Tom Cruise e Kubrick são otários na noite, diante do "mal" do Village (sic.). A cena principal do filme, que deveria ser a grande bacanal, parece um seminário de "Guerra das Estrelas", com Darth Vaders castradores, mascarados numa missa negra e culposa, um grande bode funeral. (E mesmo assim a censura da Warner botou figurinhas na frente das trepadas góticas, nos EUA. Aqui, graças a Deus, nós, bárbaros e amorais, pudemos vê-las sem cortes, única vantagem de sermos periféricos).
Assim como o casamento para Tom Cruise, o cinema para Kubrick era um mecanismo de defesa. Calma... Calma... Ele era um grande cineasta, mas em seus filmes há uma busca de respostas fechadas, há em seu cinema uma ponta de esquematismo americano, buscando uma "complexidade européia", sem consegui-la inteiramente.

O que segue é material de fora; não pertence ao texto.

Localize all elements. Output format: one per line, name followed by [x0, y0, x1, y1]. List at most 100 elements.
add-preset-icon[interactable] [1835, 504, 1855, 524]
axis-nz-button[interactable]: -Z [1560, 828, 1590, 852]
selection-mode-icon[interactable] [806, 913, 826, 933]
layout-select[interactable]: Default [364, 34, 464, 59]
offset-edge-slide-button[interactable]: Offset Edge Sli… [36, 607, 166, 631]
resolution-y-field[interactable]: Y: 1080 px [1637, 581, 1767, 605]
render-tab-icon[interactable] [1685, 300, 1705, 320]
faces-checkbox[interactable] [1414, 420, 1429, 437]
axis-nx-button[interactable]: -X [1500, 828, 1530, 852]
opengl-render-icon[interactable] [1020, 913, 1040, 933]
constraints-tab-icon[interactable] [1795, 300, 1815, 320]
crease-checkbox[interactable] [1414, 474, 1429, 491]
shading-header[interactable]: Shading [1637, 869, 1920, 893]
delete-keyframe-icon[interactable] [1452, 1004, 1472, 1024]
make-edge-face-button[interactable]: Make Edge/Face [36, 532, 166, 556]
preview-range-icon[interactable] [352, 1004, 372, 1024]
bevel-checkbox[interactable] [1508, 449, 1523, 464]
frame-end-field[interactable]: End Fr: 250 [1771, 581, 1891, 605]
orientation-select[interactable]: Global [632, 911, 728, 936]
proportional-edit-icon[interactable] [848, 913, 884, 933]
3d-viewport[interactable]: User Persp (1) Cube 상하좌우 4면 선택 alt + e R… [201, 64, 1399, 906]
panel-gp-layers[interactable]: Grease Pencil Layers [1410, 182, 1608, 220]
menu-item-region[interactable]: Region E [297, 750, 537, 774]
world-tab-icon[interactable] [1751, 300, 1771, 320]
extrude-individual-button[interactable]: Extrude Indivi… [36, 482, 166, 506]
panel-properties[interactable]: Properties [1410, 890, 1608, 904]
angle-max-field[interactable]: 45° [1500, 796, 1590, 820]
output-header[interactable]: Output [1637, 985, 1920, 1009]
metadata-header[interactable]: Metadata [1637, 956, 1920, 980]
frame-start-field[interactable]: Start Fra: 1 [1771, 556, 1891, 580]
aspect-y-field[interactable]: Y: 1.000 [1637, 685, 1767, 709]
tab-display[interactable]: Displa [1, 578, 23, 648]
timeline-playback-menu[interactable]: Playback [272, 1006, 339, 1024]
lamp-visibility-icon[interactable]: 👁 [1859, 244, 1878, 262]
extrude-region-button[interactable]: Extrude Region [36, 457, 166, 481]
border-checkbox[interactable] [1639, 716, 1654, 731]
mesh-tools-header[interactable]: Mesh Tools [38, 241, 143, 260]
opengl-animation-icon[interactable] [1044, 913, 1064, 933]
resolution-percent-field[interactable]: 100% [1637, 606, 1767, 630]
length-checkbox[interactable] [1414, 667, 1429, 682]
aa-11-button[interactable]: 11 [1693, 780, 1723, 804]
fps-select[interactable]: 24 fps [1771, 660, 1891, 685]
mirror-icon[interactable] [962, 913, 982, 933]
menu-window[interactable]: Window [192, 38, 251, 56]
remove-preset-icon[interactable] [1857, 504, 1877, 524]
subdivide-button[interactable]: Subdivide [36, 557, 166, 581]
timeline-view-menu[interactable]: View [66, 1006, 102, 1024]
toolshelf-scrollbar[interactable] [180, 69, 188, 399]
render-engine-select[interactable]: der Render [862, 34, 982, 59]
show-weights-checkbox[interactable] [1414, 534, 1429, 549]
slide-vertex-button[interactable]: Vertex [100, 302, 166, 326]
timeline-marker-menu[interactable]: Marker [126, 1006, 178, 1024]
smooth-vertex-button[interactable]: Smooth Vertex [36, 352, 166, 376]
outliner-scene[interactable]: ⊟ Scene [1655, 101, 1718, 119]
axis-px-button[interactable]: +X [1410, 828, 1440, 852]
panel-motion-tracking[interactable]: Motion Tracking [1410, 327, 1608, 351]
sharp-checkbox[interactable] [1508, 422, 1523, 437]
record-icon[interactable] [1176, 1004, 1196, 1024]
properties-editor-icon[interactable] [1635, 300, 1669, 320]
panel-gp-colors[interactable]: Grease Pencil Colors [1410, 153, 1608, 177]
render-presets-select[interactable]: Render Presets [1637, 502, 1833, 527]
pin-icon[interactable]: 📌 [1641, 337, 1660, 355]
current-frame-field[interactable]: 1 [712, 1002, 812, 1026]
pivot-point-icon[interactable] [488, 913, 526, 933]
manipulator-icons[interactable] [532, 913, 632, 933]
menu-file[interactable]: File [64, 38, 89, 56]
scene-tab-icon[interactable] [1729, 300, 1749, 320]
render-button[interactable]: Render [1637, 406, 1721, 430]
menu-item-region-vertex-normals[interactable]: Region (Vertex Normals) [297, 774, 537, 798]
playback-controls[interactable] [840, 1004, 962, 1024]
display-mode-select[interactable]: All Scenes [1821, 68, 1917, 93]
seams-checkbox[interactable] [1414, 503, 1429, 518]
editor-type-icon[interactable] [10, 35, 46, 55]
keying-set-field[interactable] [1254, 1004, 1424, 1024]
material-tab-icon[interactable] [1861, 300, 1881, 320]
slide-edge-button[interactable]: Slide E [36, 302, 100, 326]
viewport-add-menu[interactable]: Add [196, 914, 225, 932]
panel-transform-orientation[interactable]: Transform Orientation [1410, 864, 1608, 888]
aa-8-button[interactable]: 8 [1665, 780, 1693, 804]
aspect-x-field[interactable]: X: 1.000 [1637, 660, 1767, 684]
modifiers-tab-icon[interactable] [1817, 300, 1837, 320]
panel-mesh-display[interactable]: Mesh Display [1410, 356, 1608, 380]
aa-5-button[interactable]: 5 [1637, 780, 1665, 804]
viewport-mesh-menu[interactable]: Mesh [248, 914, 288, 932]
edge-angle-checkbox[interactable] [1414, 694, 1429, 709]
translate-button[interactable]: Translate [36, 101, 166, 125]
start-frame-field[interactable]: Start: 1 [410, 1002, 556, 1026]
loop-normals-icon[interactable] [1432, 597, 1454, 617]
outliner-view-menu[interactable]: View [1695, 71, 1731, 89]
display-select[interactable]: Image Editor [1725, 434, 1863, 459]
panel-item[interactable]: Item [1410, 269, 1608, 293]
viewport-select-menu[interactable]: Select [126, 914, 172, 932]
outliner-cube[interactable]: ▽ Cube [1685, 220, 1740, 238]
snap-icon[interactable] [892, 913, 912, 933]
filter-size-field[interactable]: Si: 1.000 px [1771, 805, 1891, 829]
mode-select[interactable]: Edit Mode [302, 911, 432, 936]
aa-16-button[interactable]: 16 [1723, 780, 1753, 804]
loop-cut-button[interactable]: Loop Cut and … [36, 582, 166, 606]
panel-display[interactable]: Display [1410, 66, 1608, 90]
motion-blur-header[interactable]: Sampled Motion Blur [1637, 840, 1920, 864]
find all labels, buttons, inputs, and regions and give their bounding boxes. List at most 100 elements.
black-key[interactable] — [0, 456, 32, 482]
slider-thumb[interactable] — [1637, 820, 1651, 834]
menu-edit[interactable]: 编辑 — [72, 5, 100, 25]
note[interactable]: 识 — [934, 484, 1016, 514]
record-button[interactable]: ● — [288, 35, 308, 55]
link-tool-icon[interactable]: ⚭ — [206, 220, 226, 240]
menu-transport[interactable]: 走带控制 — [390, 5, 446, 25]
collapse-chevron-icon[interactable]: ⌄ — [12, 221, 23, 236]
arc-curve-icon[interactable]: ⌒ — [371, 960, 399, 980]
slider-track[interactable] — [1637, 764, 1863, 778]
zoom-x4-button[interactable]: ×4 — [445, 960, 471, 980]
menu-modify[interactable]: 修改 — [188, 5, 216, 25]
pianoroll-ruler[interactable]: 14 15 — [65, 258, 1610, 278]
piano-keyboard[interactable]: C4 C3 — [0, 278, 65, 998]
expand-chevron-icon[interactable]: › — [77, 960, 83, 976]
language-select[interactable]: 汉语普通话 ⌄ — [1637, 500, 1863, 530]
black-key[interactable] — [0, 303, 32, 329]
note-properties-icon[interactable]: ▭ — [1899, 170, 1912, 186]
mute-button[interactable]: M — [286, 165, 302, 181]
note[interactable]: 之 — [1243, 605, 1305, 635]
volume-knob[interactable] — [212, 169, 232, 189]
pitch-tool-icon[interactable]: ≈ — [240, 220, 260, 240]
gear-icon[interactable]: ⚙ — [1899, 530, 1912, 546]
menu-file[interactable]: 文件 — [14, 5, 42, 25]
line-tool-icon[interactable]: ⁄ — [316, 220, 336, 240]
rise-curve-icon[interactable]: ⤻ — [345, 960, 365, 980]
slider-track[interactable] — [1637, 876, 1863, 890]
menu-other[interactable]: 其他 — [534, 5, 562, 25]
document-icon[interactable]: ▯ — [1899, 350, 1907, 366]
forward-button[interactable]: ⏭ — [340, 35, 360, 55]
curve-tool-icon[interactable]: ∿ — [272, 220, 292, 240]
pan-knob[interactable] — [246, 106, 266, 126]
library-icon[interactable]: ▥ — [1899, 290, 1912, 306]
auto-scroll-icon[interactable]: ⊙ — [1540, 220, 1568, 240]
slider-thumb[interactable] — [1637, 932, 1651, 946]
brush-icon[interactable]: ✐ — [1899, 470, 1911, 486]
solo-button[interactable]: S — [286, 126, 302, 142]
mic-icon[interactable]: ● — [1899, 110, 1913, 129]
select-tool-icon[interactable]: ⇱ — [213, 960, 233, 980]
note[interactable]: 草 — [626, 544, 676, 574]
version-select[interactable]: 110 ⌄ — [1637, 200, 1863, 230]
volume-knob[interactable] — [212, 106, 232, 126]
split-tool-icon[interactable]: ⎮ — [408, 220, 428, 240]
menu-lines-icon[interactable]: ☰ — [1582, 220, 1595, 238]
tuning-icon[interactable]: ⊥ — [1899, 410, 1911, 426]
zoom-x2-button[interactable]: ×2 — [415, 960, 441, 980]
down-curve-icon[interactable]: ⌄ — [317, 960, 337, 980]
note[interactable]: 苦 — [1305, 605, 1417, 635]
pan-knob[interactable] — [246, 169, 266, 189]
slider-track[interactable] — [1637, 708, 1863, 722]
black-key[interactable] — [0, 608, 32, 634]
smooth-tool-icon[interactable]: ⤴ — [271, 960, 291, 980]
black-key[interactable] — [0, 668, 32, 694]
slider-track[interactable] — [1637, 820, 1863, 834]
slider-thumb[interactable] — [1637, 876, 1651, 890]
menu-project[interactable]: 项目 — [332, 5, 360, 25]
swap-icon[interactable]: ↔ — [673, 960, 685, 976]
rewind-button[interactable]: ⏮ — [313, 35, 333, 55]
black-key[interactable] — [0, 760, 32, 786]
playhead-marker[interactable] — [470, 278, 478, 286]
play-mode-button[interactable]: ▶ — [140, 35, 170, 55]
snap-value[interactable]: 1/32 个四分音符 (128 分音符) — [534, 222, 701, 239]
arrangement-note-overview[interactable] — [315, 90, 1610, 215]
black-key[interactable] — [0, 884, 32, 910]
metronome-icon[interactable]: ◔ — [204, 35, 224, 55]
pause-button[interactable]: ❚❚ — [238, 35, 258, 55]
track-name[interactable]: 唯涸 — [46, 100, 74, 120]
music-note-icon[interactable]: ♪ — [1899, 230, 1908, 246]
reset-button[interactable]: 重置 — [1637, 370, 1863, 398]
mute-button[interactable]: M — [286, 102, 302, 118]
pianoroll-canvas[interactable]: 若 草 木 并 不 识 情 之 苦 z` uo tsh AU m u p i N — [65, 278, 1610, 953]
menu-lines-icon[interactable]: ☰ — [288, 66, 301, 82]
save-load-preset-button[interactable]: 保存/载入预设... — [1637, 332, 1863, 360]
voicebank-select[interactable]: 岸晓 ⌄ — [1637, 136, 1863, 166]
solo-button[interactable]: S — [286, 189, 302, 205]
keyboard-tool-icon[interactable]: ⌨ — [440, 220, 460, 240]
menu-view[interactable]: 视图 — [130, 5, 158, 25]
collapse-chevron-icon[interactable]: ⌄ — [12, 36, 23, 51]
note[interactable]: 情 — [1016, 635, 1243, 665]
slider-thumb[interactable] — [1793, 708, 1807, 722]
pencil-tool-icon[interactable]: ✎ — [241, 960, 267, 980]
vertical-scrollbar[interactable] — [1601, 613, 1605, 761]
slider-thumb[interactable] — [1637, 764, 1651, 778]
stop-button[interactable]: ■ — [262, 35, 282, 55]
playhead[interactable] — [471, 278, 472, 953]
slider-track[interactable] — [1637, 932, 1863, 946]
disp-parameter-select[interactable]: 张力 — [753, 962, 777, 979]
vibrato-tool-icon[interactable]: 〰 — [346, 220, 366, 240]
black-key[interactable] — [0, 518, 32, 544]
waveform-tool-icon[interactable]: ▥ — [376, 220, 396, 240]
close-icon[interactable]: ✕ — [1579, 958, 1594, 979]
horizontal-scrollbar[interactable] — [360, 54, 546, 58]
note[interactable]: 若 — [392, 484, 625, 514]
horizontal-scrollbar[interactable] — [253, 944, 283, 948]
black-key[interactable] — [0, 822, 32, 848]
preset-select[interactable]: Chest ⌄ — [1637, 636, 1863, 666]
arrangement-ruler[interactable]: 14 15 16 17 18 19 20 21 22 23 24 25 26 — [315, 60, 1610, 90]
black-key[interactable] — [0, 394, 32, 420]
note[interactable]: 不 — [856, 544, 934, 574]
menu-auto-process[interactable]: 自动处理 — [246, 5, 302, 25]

Ele vai além dos "happy ends" e das "redenções", pois seus filmes são quase sempre sobre fracassos. Desde as notas de dólar voando no aeroporto do "Grande Golpe", passando pela dor do insatisfatório "Lolita", pelo martírio de "Spartacus", pelo fracasso do "O Iluminado" (que amo justamente por sua "parcialidade" episódica), até o fim do mundo ao som de um "fox" em "Dr. Fantástico".
Mesmo "2001", este grande clássico, peca por uma ingenuidade holística e tecnológica. Sem dúvida, Kubrick é do balacobaco. Sua grandeza vem mais de um perfeccionismo louco, e de um fundo desejo de arte, para além de qualquer "recado". Tanto é seu desespero por atingir um alvo de sentido, que ele gera a aura dos grandes poemas.
Kubrick nunca amou ninguém, só amou o cinema. E, neste filme tardio, tenta reencontrar sua sexualidade "perdida", na crença de que alguém a domina. É emocionante ver um autor tentando esta impossibilidade.
Kubrick era nosso último autor, já que Bergman não filma mais e Godard fica jogando tênis com menininhas. Por isso, fui faminto ver o filme em busca de respostas para este fim de século. E, claro, nada aplacou minha ingênua esperança. O filme é falhado como a vida e, de sua platitude, surge um chão ótimo para interpretoses pós-utópicas. Infelizmente, continuaremos entregues à indústria de abacaxis e de diretores imbecis.
Eis meu veredicto: o filme é ruim, mas é bom por sua fracassada tentativa. Pier Paolo Pasolini dizia que "a vida é um filme que só se monta quando a gente morre". A cena final de "De Olhos Bem Fechados" foi a morte de Stanley Kubrick.